Still, those of us who know God’s love fall short again and again and we do not follow the two great commandments .   We know to love God and love one another; but we are unable to do so at times.  So I find comfort in what Paul’s has written.  And, the parable of mustard seed that Jesus tells in today’s gospel encourages me to keep trying.  Jesus says of the mustard seed, “It is the smallest of all the seeds, but when it has grown it is the greatest of shrubs and becomes a tree, so that the birds of the air come and make nests in its branches.”

This parable encourages me because there are times when I don’t feel my faith is adequate for the task before me.  Yet, this parable reminds me that God needs only a little to accomplish great things.  As we say in one of the dismissal at Morning Prayer, “Glory to God whose power, working in us, can do infinitely more than we can ask or imagine.”

The gospel continues with more examples of what Jesus says the kingdom of heaven in like.  It is easy to understand the hidden treasure and the pearl for which a person is willing to invest all they have to obtain it as meaning the kingdom of God is to be valued above all else. But then we have the parable of the net which catches both good and bad fish.  Jesus says, “So it will be at the end of the age. The angels will come out and separate the evil from the righteous and throw them into the furnace of fire, where there will be weeping and gnashing of teeth.”

Last Sunday, in our gospel, Jesus told the parable of the wheat and the tares – or weeds, in which at the harvest the wheat and the weeds are to be separated and the weeds thrown into the fire.  Passages such as these two, seem to contradict what I was saying about Paul is writing – that nothing can separate us from the love of God suggesting instead that God’s love will ultimate destroy those who are evil.

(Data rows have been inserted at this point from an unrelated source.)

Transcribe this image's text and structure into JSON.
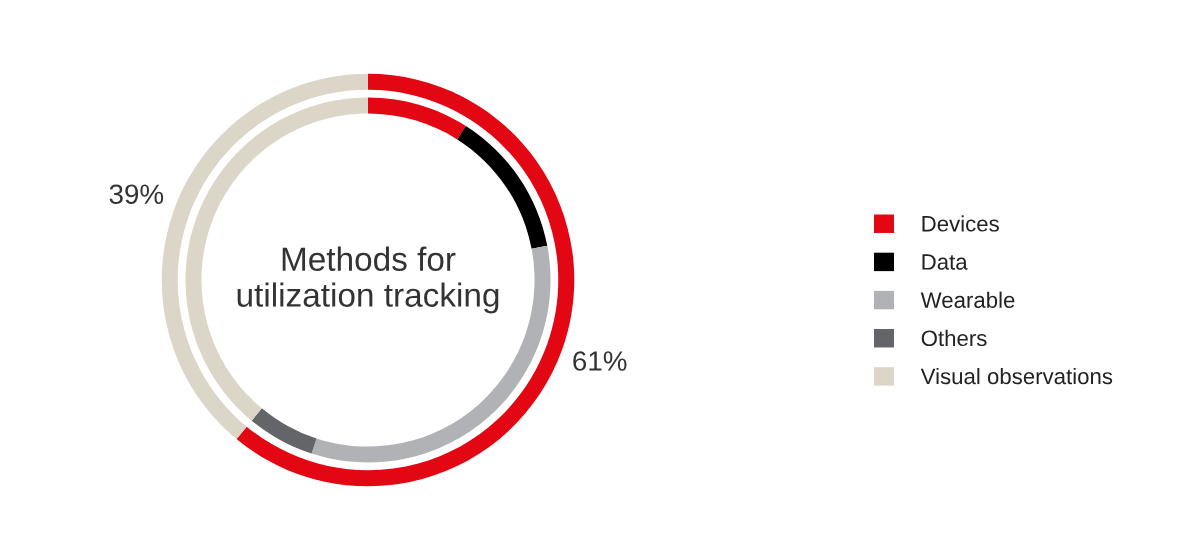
{
  "chart_data": {
    "type": "donut",
    "title": "Methods for\nutilization tracking",
    "legend": "right",
    "categories": [
      "Devices",
      "Data",
      "Wearable",
      "Others",
      "Visual observations"
    ],
    "series": [
      {
        "values": [
          61,
          null,
          null,
          null,
          39
        ],
        "colors": [
          "#e30613",
          null,
          null,
          null,
          "#dcd6c8"
        ],
        "value_labels": [
          "61%",
          null,
          null,
          null,
          "39%"
        ]
      },
      {
        "values": [
          9,
          13,
          33,
          6,
          39
        ],
        "colors": [
          "#e30613",
          "#000000",
          "#b1b2b5",
          "#636569",
          "#dcd6c8"
        ]
      }
    ]
  }
}
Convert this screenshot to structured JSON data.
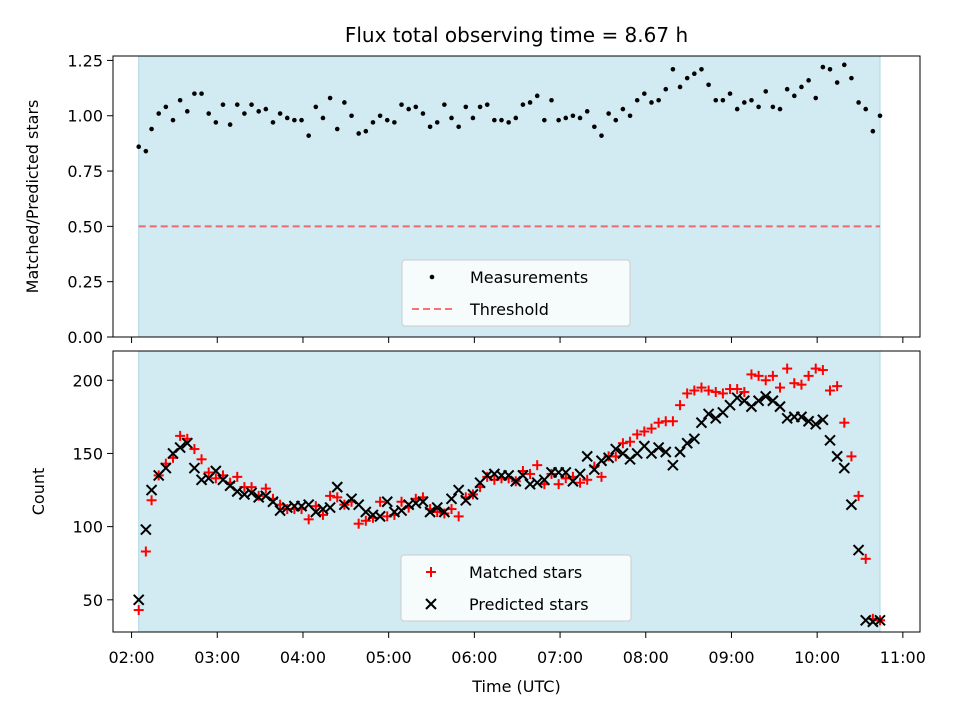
{
  "title": "Flux total observing time = 8.67 h",
  "xlabel": "Time (UTC)",
  "colors": {
    "observing_band": "#add8e6",
    "threshold": "#ff0000",
    "matched": "#ff0000",
    "predicted": "#000000",
    "measurement": "#000000"
  },
  "x_ticks": [
    "02:00",
    "03:00",
    "04:00",
    "05:00",
    "06:00",
    "07:00",
    "08:00",
    "09:00",
    "10:00",
    "11:00"
  ],
  "chart_data": [
    {
      "type": "scatter",
      "ylabel": "Matched/Predicted stars",
      "ylim": [
        0,
        1.27
      ],
      "xlim": [
        "01:47",
        "11:12"
      ],
      "y_ticks": [
        "0.00",
        "0.25",
        "0.50",
        "0.75",
        "1.00",
        "1.25"
      ],
      "y_tick_values": [
        0,
        0.25,
        0.5,
        0.75,
        1.0,
        1.25
      ],
      "observing_window": [
        "02:05",
        "10:44"
      ],
      "threshold": 0.5,
      "legend": {
        "placement": "lower center",
        "entries": [
          "Measurements",
          "Threshold"
        ]
      },
      "series": [
        {
          "name": "Measurements",
          "x": [
            "02:05",
            "02:10",
            "02:14",
            "02:19",
            "02:24",
            "02:29",
            "02:34",
            "02:39",
            "02:44",
            "02:49",
            "02:54",
            "02:59",
            "03:04",
            "03:09",
            "03:14",
            "03:19",
            "03:24",
            "03:29",
            "03:34",
            "03:39",
            "03:44",
            "03:49",
            "03:54",
            "03:59",
            "04:04",
            "04:09",
            "04:14",
            "04:19",
            "04:24",
            "04:29",
            "04:34",
            "04:39",
            "04:44",
            "04:49",
            "04:54",
            "04:59",
            "05:04",
            "05:09",
            "05:14",
            "05:19",
            "05:24",
            "05:29",
            "05:34",
            "05:39",
            "05:44",
            "05:49",
            "05:54",
            "05:59",
            "06:04",
            "06:09",
            "06:14",
            "06:19",
            "06:24",
            "06:29",
            "06:34",
            "06:39",
            "06:44",
            "06:49",
            "06:54",
            "06:59",
            "07:04",
            "07:09",
            "07:14",
            "07:19",
            "07:24",
            "07:29",
            "07:34",
            "07:39",
            "07:44",
            "07:49",
            "07:54",
            "07:59",
            "08:04",
            "08:09",
            "08:14",
            "08:19",
            "08:24",
            "08:29",
            "08:34",
            "08:39",
            "08:44",
            "08:49",
            "08:54",
            "08:59",
            "09:04",
            "09:09",
            "09:14",
            "09:19",
            "09:24",
            "09:29",
            "09:34",
            "09:39",
            "09:44",
            "09:49",
            "09:54",
            "09:59",
            "10:04",
            "10:09",
            "10:14",
            "10:19",
            "10:24",
            "10:29",
            "10:34",
            "10:39",
            "10:44"
          ],
          "y": [
            0.86,
            0.84,
            0.94,
            1.01,
            1.04,
            0.98,
            1.07,
            1.02,
            1.1,
            1.1,
            1.01,
            0.97,
            1.05,
            0.96,
            1.05,
            1.01,
            1.05,
            1.02,
            1.03,
            0.97,
            1.01,
            0.99,
            0.98,
            0.98,
            0.91,
            1.04,
            0.99,
            1.08,
            0.94,
            1.06,
            1.0,
            0.92,
            0.93,
            0.97,
            1.0,
            0.98,
            0.97,
            1.05,
            1.03,
            1.04,
            1.01,
            0.95,
            0.97,
            1.05,
            0.99,
            0.95,
            1.04,
            0.99,
            1.04,
            1.05,
            0.98,
            0.98,
            0.97,
            0.99,
            1.05,
            1.06,
            1.09,
            0.98,
            1.07,
            0.98,
            0.99,
            1.0,
            0.99,
            1.02,
            0.95,
            0.91,
            1.01,
            0.98,
            1.03,
            1.0,
            1.07,
            1.1,
            1.06,
            1.07,
            1.12,
            1.21,
            1.13,
            1.17,
            1.19,
            1.21,
            1.14,
            1.07,
            1.07,
            1.1,
            1.03,
            1.06,
            1.07,
            1.04,
            1.11,
            1.04,
            1.03,
            1.12,
            1.09,
            1.13,
            1.16,
            1.08,
            1.22,
            1.21,
            1.15,
            1.23,
            1.17,
            1.06,
            1.03,
            0.93,
            1.0
          ]
        }
      ]
    },
    {
      "type": "scatter",
      "ylabel": "Count",
      "ylim": [
        28,
        220
      ],
      "xlim": [
        "01:47",
        "11:12"
      ],
      "y_ticks": [
        "50",
        "100",
        "150",
        "200"
      ],
      "y_tick_values": [
        50,
        100,
        150,
        200
      ],
      "observing_window": [
        "02:05",
        "10:44"
      ],
      "legend": {
        "placement": "lower center",
        "entries": [
          "Matched stars",
          "Predicted stars"
        ]
      },
      "series": [
        {
          "name": "Matched stars",
          "x": [
            "02:05",
            "02:10",
            "02:14",
            "02:19",
            "02:24",
            "02:29",
            "02:34",
            "02:39",
            "02:44",
            "02:49",
            "02:54",
            "02:59",
            "03:04",
            "03:09",
            "03:14",
            "03:19",
            "03:24",
            "03:29",
            "03:34",
            "03:39",
            "03:44",
            "03:49",
            "03:54",
            "03:59",
            "04:04",
            "04:09",
            "04:14",
            "04:19",
            "04:24",
            "04:29",
            "04:34",
            "04:39",
            "04:44",
            "04:49",
            "04:54",
            "04:59",
            "05:04",
            "05:09",
            "05:14",
            "05:19",
            "05:24",
            "05:29",
            "05:34",
            "05:39",
            "05:44",
            "05:49",
            "05:54",
            "05:59",
            "06:04",
            "06:09",
            "06:14",
            "06:19",
            "06:24",
            "06:29",
            "06:34",
            "06:39",
            "06:44",
            "06:49",
            "06:54",
            "06:59",
            "07:04",
            "07:09",
            "07:14",
            "07:19",
            "07:24",
            "07:29",
            "07:34",
            "07:39",
            "07:44",
            "07:49",
            "07:54",
            "07:59",
            "08:04",
            "08:09",
            "08:14",
            "08:19",
            "08:24",
            "08:29",
            "08:34",
            "08:39",
            "08:44",
            "08:49",
            "08:54",
            "08:59",
            "09:04",
            "09:09",
            "09:14",
            "09:19",
            "09:24",
            "09:29",
            "09:34",
            "09:39",
            "09:44",
            "09:49",
            "09:54",
            "09:59",
            "10:04",
            "10:09",
            "10:14",
            "10:19",
            "10:24",
            "10:29",
            "10:34",
            "10:39",
            "10:44"
          ],
          "y": [
            43,
            83,
            118,
            135,
            143,
            147,
            162,
            160,
            153,
            146,
            137,
            133,
            135,
            130,
            134,
            127,
            127,
            121,
            126,
            119,
            115,
            112,
            112,
            112,
            105,
            114,
            108,
            121,
            120,
            115,
            117,
            102,
            104,
            106,
            117,
            107,
            108,
            117,
            113,
            119,
            120,
            112,
            110,
            109,
            112,
            107,
            120,
            122,
            127,
            134,
            132,
            133,
            133,
            131,
            138,
            136,
            142,
            129,
            136,
            129,
            133,
            134,
            130,
            132,
            141,
            134,
            148,
            148,
            157,
            158,
            163,
            165,
            167,
            171,
            172,
            172,
            183,
            191,
            193,
            195,
            193,
            192,
            191,
            194,
            194,
            192,
            204,
            203,
            200,
            203,
            195,
            208,
            198,
            197,
            203,
            208,
            207,
            193,
            196,
            171,
            148,
            121,
            78,
            37,
            36
          ]
        },
        {
          "name": "Predicted stars",
          "x": [
            "02:05",
            "02:10",
            "02:14",
            "02:19",
            "02:24",
            "02:29",
            "02:34",
            "02:39",
            "02:44",
            "02:49",
            "02:54",
            "02:59",
            "03:04",
            "03:09",
            "03:14",
            "03:19",
            "03:24",
            "03:29",
            "03:34",
            "03:39",
            "03:44",
            "03:49",
            "03:54",
            "03:59",
            "04:04",
            "04:09",
            "04:14",
            "04:19",
            "04:24",
            "04:29",
            "04:34",
            "04:39",
            "04:44",
            "04:49",
            "04:54",
            "04:59",
            "05:04",
            "05:09",
            "05:14",
            "05:19",
            "05:24",
            "05:29",
            "05:34",
            "05:39",
            "05:44",
            "05:49",
            "05:54",
            "05:59",
            "06:04",
            "06:09",
            "06:14",
            "06:19",
            "06:24",
            "06:29",
            "06:34",
            "06:39",
            "06:44",
            "06:49",
            "06:54",
            "06:59",
            "07:04",
            "07:09",
            "07:14",
            "07:19",
            "07:24",
            "07:29",
            "07:34",
            "07:39",
            "07:44",
            "07:49",
            "07:54",
            "07:59",
            "08:04",
            "08:09",
            "08:14",
            "08:19",
            "08:24",
            "08:29",
            "08:34",
            "08:39",
            "08:44",
            "08:49",
            "08:54",
            "08:59",
            "09:04",
            "09:09",
            "09:14",
            "09:19",
            "09:24",
            "09:29",
            "09:34",
            "09:39",
            "09:44",
            "09:49",
            "09:54",
            "09:59",
            "10:04",
            "10:09",
            "10:14",
            "10:19",
            "10:24",
            "10:29",
            "10:34",
            "10:39",
            "10:44"
          ],
          "y": [
            50,
            98,
            125,
            135,
            140,
            150,
            154,
            157,
            140,
            132,
            133,
            138,
            132,
            128,
            124,
            122,
            123,
            120,
            121,
            117,
            111,
            113,
            114,
            114,
            115,
            110,
            112,
            113,
            127,
            115,
            119,
            115,
            110,
            108,
            107,
            117,
            110,
            111,
            115,
            116,
            117,
            110,
            113,
            110,
            119,
            125,
            118,
            122,
            130,
            135,
            136,
            135,
            135,
            131,
            135,
            129,
            130,
            132,
            137,
            137,
            137,
            131,
            136,
            148,
            139,
            145,
            147,
            153,
            150,
            146,
            150,
            155,
            150,
            154,
            151,
            142,
            151,
            157,
            160,
            171,
            177,
            174,
            178,
            183,
            188,
            186,
            182,
            186,
            189,
            186,
            182,
            174,
            175,
            175,
            172,
            170,
            173,
            159,
            148,
            140,
            115,
            84,
            36,
            35,
            36
          ]
        }
      ]
    }
  ]
}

I read one commentator simply make the point that although there will come a time when the good and bad are to be “separated and sent to their respective destinations,” this is God’s responsibility – not ours.  I agree, but to this I would add that the furnace, or fire, is used to separate impurities from precious metals.  And, if we believe that we are all created in God image, we can understand that though the process of removing impurities may be painful and result in weeping and gnashing of teeth, it is necessary to recover what is of value within each of us.

So, rather than, view this as referring to separating good people from bad people, I find it helpful to acknowledge that we are all flawed, in that we all sin and we suffer as a result.  It may be painful to remember what we have done and to make amends, but it is necessary for us to move forward and follow the two great commandments.

Difficult, but not impossible because, it only takes a tiny bit of faith for God to accomplish wonderful things through us!

Let us pray.

Loving and gracious God, we give you thanks for showing us the depth of your love through your Son, Jesus Christ.  Help us, we pray, to follow your commandments and use us to accomplish your purpose.  We offer our prayers in the name of the Father, the Son, and the Holy Spirit.  Amen.